There is talk in the wind of investment. Of that most marvellous of terms, a war chest.

Whether there really is a Joe Lewis for the modern age on the horizon, the financier who put up £40million in 1997, this has the feeling of King having his real, big crack at ‘being Rangers’ again. The bullish, swaggering institutio­n that stunned everyone with the scale of its ambition in the ’80s and ’90s before falling apart.

All suggestion­s of rebuilding the club slowly from the base are fading into the mists of time. This, instead, is starting to feel a bit like the old days, of chasing, as King put it recently, ‘immediate success’.

He was part of the directorsh­ip that chased it before and, amid his grandstand­ing and his scattergun statements, has always given the impression he hankers to lead the charge again. But that could be seen as worrying, too. If ever a club needed to heed some lessons from history, it is Rangers.

It is why, fascinatin­g as Gerrard’s unveiling on Friday was, King’s planned media activities tomorrow carry even more intrigue.

King has never been shy of dealing in figures in the past. The £20m he claims he lost in the Oldco fiasco. The £30m of his own cash he was going to put in this time round.

He needs to spell out where the money is coming from to fund Gerrard’s rebuilding of a team on its knees. He needs to offer detail on the rights issue he has desired since taking over three years ago.

This will be his sales pitch. And he needs to deliver it well. Despite the chaos and failure of his reign so far, the capture of Gerrard, epitomised by those 7,000 punters inside Ibrox the other day, seems to have galvanised the fanbase.

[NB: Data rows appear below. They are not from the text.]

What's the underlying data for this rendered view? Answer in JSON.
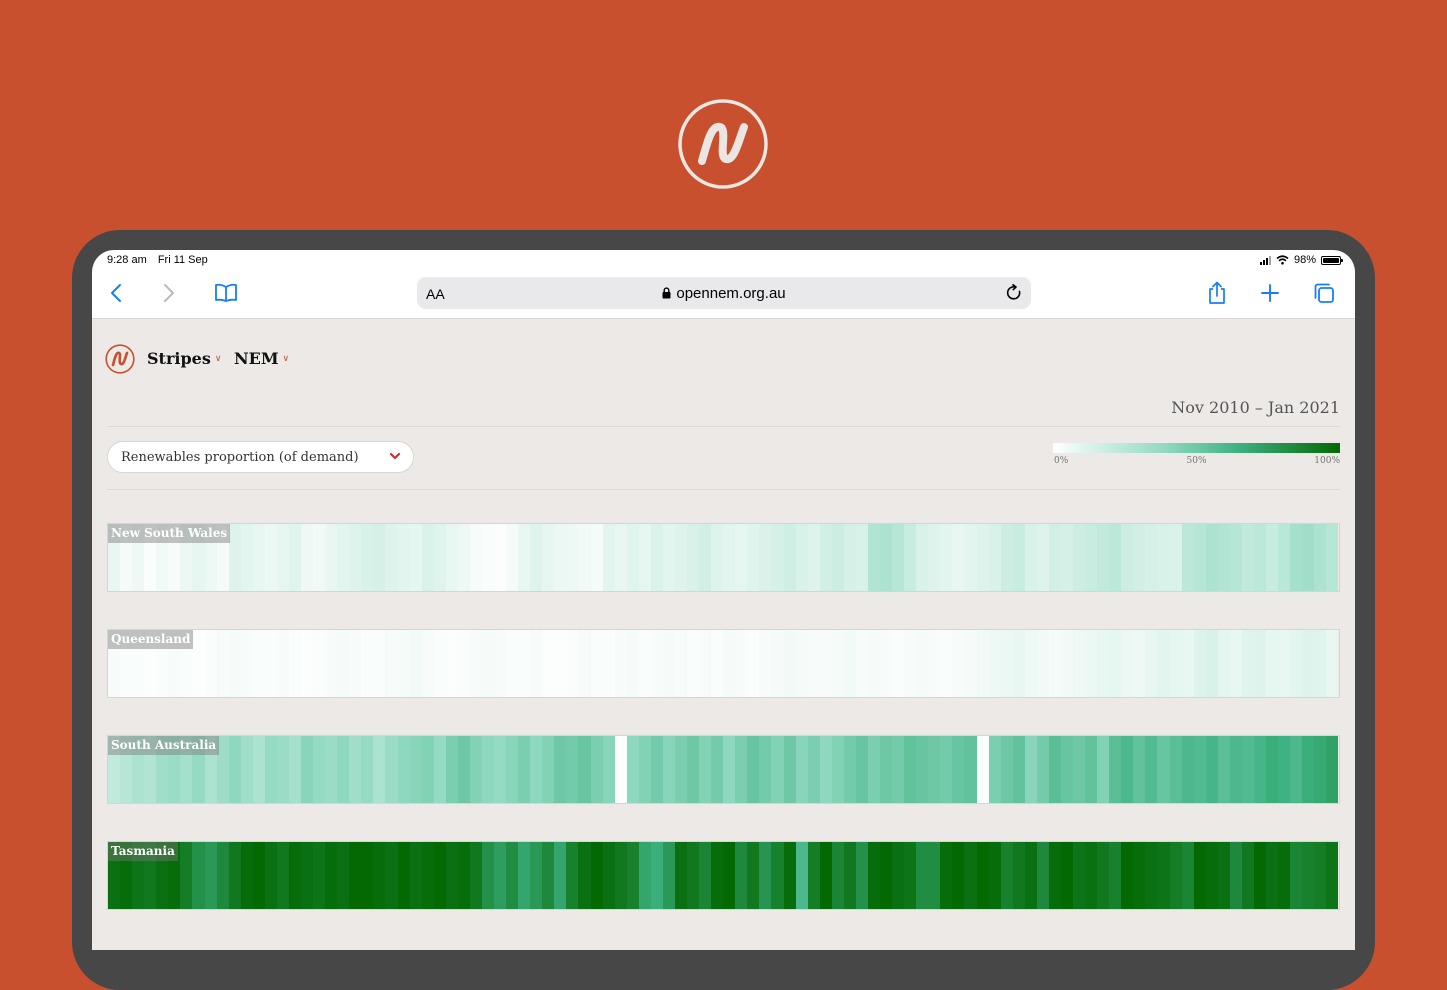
{
  "colors": {
    "page_bg": "#C9502F",
    "content_bg": "#ECE9E6",
    "accent": "#C9502F",
    "ios_blue": "#147EFB",
    "scale_low": "#FFFFFF",
    "scale_mid": "#8FD8C0",
    "scale_high": "#046803"
  },
  "status_bar": {
    "time": "9:28 am",
    "date": "Fri 11 Sep",
    "battery": "98%"
  },
  "browser": {
    "text_size_label": "AA",
    "url": "opennem.org.au",
    "icons": [
      "back-icon",
      "forward-icon",
      "bookmarks-icon",
      "lock-icon",
      "reload-icon",
      "share-icon",
      "new-tab-icon",
      "tabs-icon"
    ]
  },
  "app": {
    "nav": {
      "view_label": "Stripes",
      "region_label": "NEM"
    },
    "date_range": "Nov 2010 – Jan 2021",
    "metric_selected": "Renewables proportion (of demand)",
    "legend": {
      "min_label": "0%",
      "mid_label": "50%",
      "max_label": "100%"
    }
  },
  "chart_data": {
    "type": "heatmap",
    "title": "",
    "xlabel": "",
    "ylabel": "",
    "x_range": [
      "Nov 2010",
      "Jan 2021"
    ],
    "value_range": [
      0,
      100
    ],
    "legend_ticks": [
      "0%",
      "50%",
      "100%"
    ],
    "rows": [
      {
        "name": "New South Wales",
        "values": [
          8,
          4,
          6,
          2,
          5,
          3,
          7,
          9,
          6,
          4,
          12,
          10,
          8,
          7,
          9,
          11,
          6,
          5,
          8,
          10,
          12,
          14,
          15,
          12,
          10,
          9,
          13,
          11,
          8,
          6,
          3,
          2,
          1,
          4,
          8,
          12,
          9,
          7,
          6,
          5,
          4,
          10,
          8,
          11,
          9,
          13,
          10,
          12,
          14,
          16,
          12,
          10,
          9,
          11,
          13,
          15,
          17,
          14,
          12,
          16,
          18,
          15,
          14,
          28,
          30,
          26,
          20,
          14,
          12,
          10,
          8,
          10,
          12,
          14,
          18,
          20,
          14,
          12,
          16,
          15,
          18,
          20,
          22,
          24,
          18,
          16,
          15,
          14,
          13,
          24,
          26,
          30,
          28,
          26,
          22,
          24,
          20,
          25,
          32,
          34,
          30,
          26
        ]
      },
      {
        "name": "Queensland",
        "values": [
          3,
          2,
          2,
          1,
          2,
          3,
          2,
          1,
          2,
          3,
          4,
          3,
          2,
          2,
          3,
          2,
          1,
          2,
          3,
          4,
          3,
          2,
          2,
          3,
          4,
          5,
          3,
          2,
          1,
          2,
          3,
          4,
          3,
          2,
          2,
          3,
          1,
          1,
          2,
          3,
          2,
          2,
          3,
          4,
          2,
          3,
          4,
          3,
          2,
          3,
          2,
          4,
          3,
          2,
          3,
          4,
          5,
          4,
          3,
          3,
          4,
          5,
          3,
          4,
          3,
          2,
          3,
          4,
          3,
          2,
          3,
          4,
          5,
          6,
          7,
          8,
          6,
          5,
          4,
          5,
          6,
          7,
          8,
          9,
          7,
          6,
          8,
          10,
          9,
          8,
          12,
          14,
          10,
          8,
          11,
          12,
          9,
          8,
          10,
          12,
          11,
          8
        ]
      },
      {
        "name": "South Australia",
        "values": [
          22,
          26,
          30,
          28,
          34,
          36,
          32,
          38,
          30,
          35,
          40,
          34,
          30,
          38,
          36,
          32,
          42,
          38,
          36,
          40,
          34,
          38,
          30,
          36,
          40,
          42,
          44,
          38,
          46,
          50,
          44,
          40,
          38,
          42,
          46,
          40,
          44,
          50,
          48,
          52,
          46,
          42,
          1,
          40,
          44,
          48,
          42,
          46,
          50,
          44,
          48,
          40,
          46,
          52,
          48,
          44,
          50,
          42,
          46,
          40,
          44,
          48,
          52,
          46,
          50,
          48,
          54,
          52,
          50,
          48,
          52,
          54,
          2,
          46,
          50,
          54,
          42,
          48,
          56,
          52,
          50,
          54,
          44,
          56,
          60,
          54,
          58,
          52,
          56,
          60,
          58,
          62,
          56,
          60,
          58,
          62,
          66,
          64,
          60,
          66,
          68,
          72
        ]
      },
      {
        "name": "Tasmania",
        "values": [
          96,
          98,
          94,
          92,
          96,
          98,
          90,
          80,
          76,
          84,
          92,
          98,
          100,
          96,
          92,
          98,
          96,
          94,
          98,
          96,
          100,
          100,
          98,
          96,
          100,
          96,
          98,
          100,
          96,
          98,
          92,
          80,
          74,
          82,
          70,
          76,
          84,
          70,
          88,
          96,
          100,
          96,
          92,
          88,
          70,
          66,
          76,
          96,
          92,
          86,
          98,
          100,
          84,
          92,
          78,
          88,
          98,
          60,
          90,
          100,
          86,
          92,
          80,
          98,
          100,
          96,
          94,
          82,
          82,
          98,
          100,
          96,
          100,
          98,
          88,
          92,
          96,
          84,
          98,
          100,
          94,
          96,
          92,
          88,
          100,
          98,
          96,
          94,
          90,
          86,
          100,
          98,
          96,
          84,
          92,
          100,
          96,
          98,
          86,
          88,
          90,
          94
        ]
      }
    ]
  }
}
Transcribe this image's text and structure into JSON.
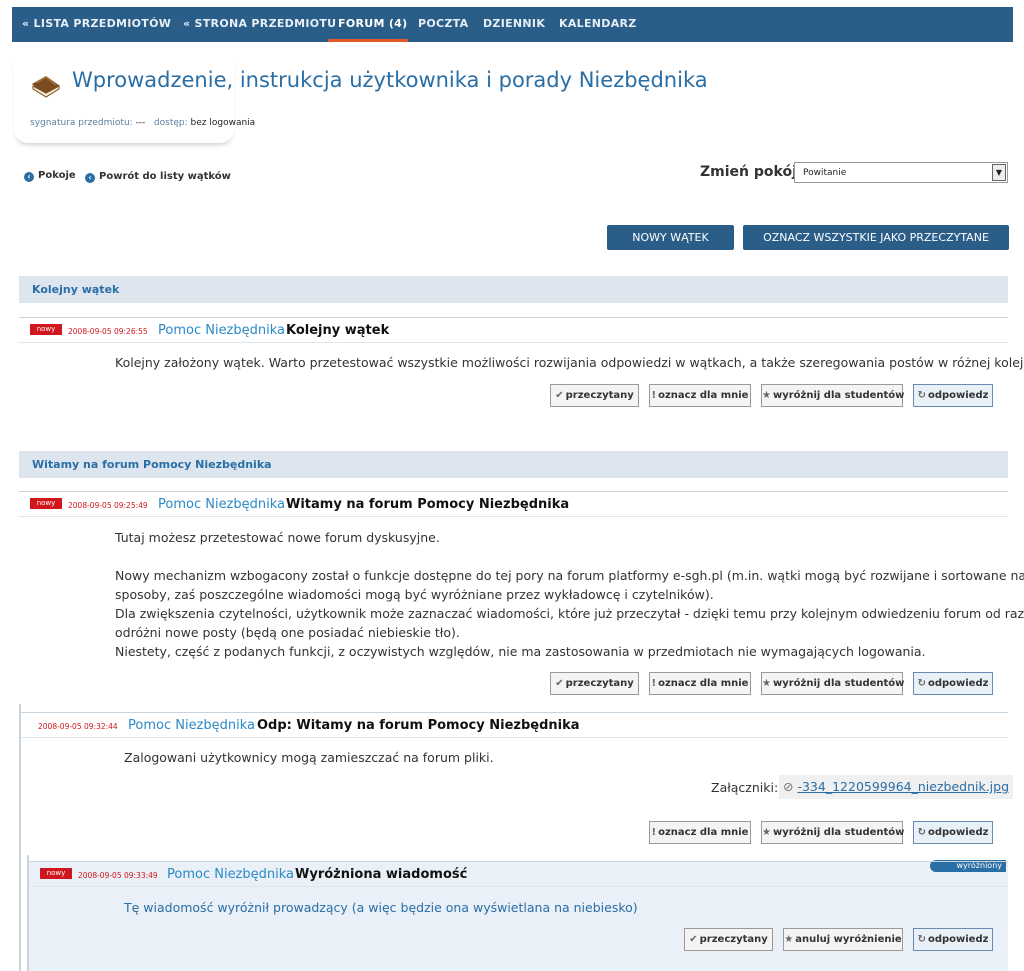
{
  "nav": {
    "items": [
      "« LISTA PRZEDMIOTÓW",
      "« STRONA PRZEDMIOTU",
      "FORUM (4)",
      "POCZTA",
      "DZIENNIK",
      "KALENDARZ"
    ],
    "active_index": 2
  },
  "page": {
    "title": "Wprowadzenie, instrukcja użytkownika i porady Niezbędnika",
    "signature_label": "sygnatura przedmiotu:",
    "signature_value": "---",
    "access_label": "dostęp:",
    "access_value": "bez logowania"
  },
  "links": {
    "rooms": "Pokoje",
    "back": "Powrót do listy wątków"
  },
  "room": {
    "label": "Zmień pokój",
    "selected": "Powitanie"
  },
  "actions": {
    "new_thread": "NOWY WĄTEK",
    "mark_all_read": "OZNACZ WSZYSTKIE JAKO PRZECZYTANE"
  },
  "threads": [
    {
      "title": "Kolejny wątek",
      "posts": [
        {
          "badge": "nowy",
          "date": "2008-09-05 09:26:55",
          "author": "Pomoc Niezbędnika",
          "subject": "Kolejny wątek",
          "body": "Kolejny założony wątek. Warto przetestować wszystkie możliwości rozwijania odpowiedzi w wątkach, a także szeregowania postów w różnej kolejności."
        }
      ]
    },
    {
      "title": "Witamy na forum Pomocy Niezbędnika",
      "posts": [
        {
          "badge": "nowy",
          "date": "2008-09-05 09:25:49",
          "author": "Pomoc Niezbędnika",
          "subject": "Witamy na forum Pomocy Niezbędnika",
          "body_lines": [
            "Tutaj możesz przetestować nowe forum dyskusyjne.",
            "",
            "Nowy mechanizm wzbogacony został o funkcje dostępne do tej pory na forum platformy e-sgh.pl (m.in. wątki mogą być rozwijane i sortowane na różne",
            "sposoby, zaś poszczególne wiadomości mogą być wyróżniane przez wykładowcę i czytelników).",
            "Dla zwiększenia czytelności, użytkownik może zaznaczać wiadomości, które już przeczytał - dzięki temu przy kolejnym odwiedzeniu forum od razu",
            "odróżni nowe posty (będą one posiadać niebieskie tło).",
            "Niestety, część z podanych funkcji, z oczywistych względów, nie ma zastosowania w przedmiotach nie wymagających logowania."
          ]
        },
        {
          "date": "2008-09-05 09:32:44",
          "author": "Pomoc Niezbędnika",
          "subject": "Odp: Witamy na forum Pomocy Niezbędnika",
          "body": "Zalogowani użytkownicy mogą zamieszczać na forum pliki.",
          "attachments_label": "Załączniki:",
          "attachment": "-334_1220599964_niezbednik.jpg"
        },
        {
          "badge": "nowy",
          "date": "2008-09-05 09:33:49",
          "author": "Pomoc Niezbędnika",
          "subject": "Wyróżniona wiadomość",
          "ribbon": "wyróżniony",
          "body": "Tę wiadomość wyróżnił prowadzący (a więc będzie ona wyświetlana na niebiesko)"
        }
      ]
    }
  ],
  "buttons": {
    "read": "przeczytany",
    "mark_me": "oznacz dla mnie",
    "highlight": "wyróżnij dla studentów",
    "reply": "odpowiedz",
    "cancel_highlight": "anuluj wyróżnienie"
  },
  "colors": {
    "nav_bg": "#2a5d88",
    "accent": "#e35b2b",
    "new_badge": "#d0171d",
    "link": "#2a8ac6"
  }
}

But their loyalty and patience, surely still close to breaking point in the wake of a truly disastrous season, can only be tested so far.

They should respond to a share issue, providing King can iron out his little misunderst­anding with the Takeover Panel, but the proceeds of it have to be used effectivel­y this time.

It is just over four years, after all, since supporters coughed up more than £5m of the £23m raised from a share issue run by Charles Green. A fat lot of good that did.

The time before that, in 2004, was a different story. Of £51m raised, £50m of it was underwritt­en by Sir David Murray’s company. It went towards helping deal with over £70m of debt that existed at the time.

It was a car crash in the making that no one within the club, King included, made much of until Lloyds TSB, still painted as the bad guys, finally decided they wanted their money back off the former chairman.

Rangers currently exist on loans from shareholde­rs. It is an unsustaina­ble model and it is why they find themselves at such a crossroads.

They need to make something big happen — and then maximise its effect. There is no way the board can go back to the well if they make a hash of this.

There has been much talk of gambling at Ibrox of late. Gerrard does come with considerab­le risk, and cost, but Rangers are a club in the last chance saloon in terms of closing the gap on Celtic.

And tomorrow is shaping up to be the day King, this poker-faced man with his back against the wall, places the last of his cards on the table.